There are two main types of surgery used to treat subdural hematoma:
Effective surgery is often vital for improving a patient’s prognosis and minimising the chance for long-term complications, such as severe brain damage, occurring. As a result, a delayed diagnosis of subdural hematoma can have serious consequences. Cases of misdiagnosis of subdural hematoma demonstrate the need for effective diagnosis and treatment.
In most cases, doctors will accurately diagnose subdural hematoma but it is possible for delays or misdiagnosis to occur.
Misdiagnosed subdural hematoma cases include the initial medical practitioner assessing symptoms missing the signs, necessary tests not being ordered, or the result of a test being read inaccurately. Wrong subdural hematoma diagnosis can lead to the blood gathering between the skull and brain worsening, increasing the risk of both long-term brain damage and death.

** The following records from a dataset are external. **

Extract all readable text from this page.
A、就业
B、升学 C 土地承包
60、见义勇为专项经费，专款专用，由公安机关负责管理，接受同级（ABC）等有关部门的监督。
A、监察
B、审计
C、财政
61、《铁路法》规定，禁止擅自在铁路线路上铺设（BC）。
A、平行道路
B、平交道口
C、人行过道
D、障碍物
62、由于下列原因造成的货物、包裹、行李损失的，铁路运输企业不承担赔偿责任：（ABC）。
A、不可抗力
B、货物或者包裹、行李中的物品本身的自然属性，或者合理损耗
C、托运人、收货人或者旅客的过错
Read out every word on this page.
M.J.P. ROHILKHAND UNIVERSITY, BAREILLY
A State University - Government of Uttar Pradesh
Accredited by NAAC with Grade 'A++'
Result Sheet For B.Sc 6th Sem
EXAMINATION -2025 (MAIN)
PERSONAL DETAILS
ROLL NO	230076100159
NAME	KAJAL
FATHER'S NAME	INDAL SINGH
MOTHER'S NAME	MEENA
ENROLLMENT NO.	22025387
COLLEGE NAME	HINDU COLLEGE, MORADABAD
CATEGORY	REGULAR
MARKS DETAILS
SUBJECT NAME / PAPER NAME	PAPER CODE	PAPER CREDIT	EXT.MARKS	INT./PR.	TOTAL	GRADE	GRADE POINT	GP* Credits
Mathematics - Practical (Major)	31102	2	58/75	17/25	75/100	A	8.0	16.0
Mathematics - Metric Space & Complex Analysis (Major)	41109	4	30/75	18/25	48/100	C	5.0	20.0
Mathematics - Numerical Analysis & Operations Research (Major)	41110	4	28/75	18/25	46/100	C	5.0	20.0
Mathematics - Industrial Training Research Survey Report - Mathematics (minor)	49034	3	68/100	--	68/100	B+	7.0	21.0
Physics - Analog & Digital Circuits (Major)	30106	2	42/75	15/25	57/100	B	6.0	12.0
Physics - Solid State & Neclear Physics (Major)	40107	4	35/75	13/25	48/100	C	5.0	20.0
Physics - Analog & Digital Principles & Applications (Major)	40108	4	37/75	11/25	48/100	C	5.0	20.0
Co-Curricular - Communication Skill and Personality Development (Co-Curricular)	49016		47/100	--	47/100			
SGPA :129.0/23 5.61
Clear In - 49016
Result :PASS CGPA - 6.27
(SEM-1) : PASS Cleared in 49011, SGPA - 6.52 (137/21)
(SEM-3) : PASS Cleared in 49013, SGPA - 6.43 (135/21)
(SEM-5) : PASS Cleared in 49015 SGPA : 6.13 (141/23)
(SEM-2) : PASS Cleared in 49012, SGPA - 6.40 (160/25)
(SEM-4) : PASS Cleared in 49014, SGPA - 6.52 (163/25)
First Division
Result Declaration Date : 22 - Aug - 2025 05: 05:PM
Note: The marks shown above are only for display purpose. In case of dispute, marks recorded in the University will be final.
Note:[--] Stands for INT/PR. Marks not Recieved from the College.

Those affected by a delay in diagnosis of subdural hematoma may be able to make a compensation claim, reflecting the suffering it has caused and how the individual has been let down by the healthcare system.
The symptoms associated with subdural hematoma mean the signs can be mistaken for other conditions leading to a delay in subdural hematoma diagnosis.
Symptoms such as a headache and nausea are common signs of many other conditions. If the signs of subdural hematoma are initially mild, it can lead to doctor misdiagnosed subdural hematoma occurring in some cases. While the condition may be difficult to diagnose in some cases you should be able to rely on those responsible for your care to take all reasonable steps and order necessary tests in order to ensure that an accurate diagnosis is achieved.
The symptoms of subdural hematoma can often be mistaken for:
There aren’t official figures showing the percentage of subdural hematoma misdiagnosis in the UK but it on rare occasions it does happen. Across all patients being treated in the UK, previous research suggests that as many as one in six patients may be misdiagnosed.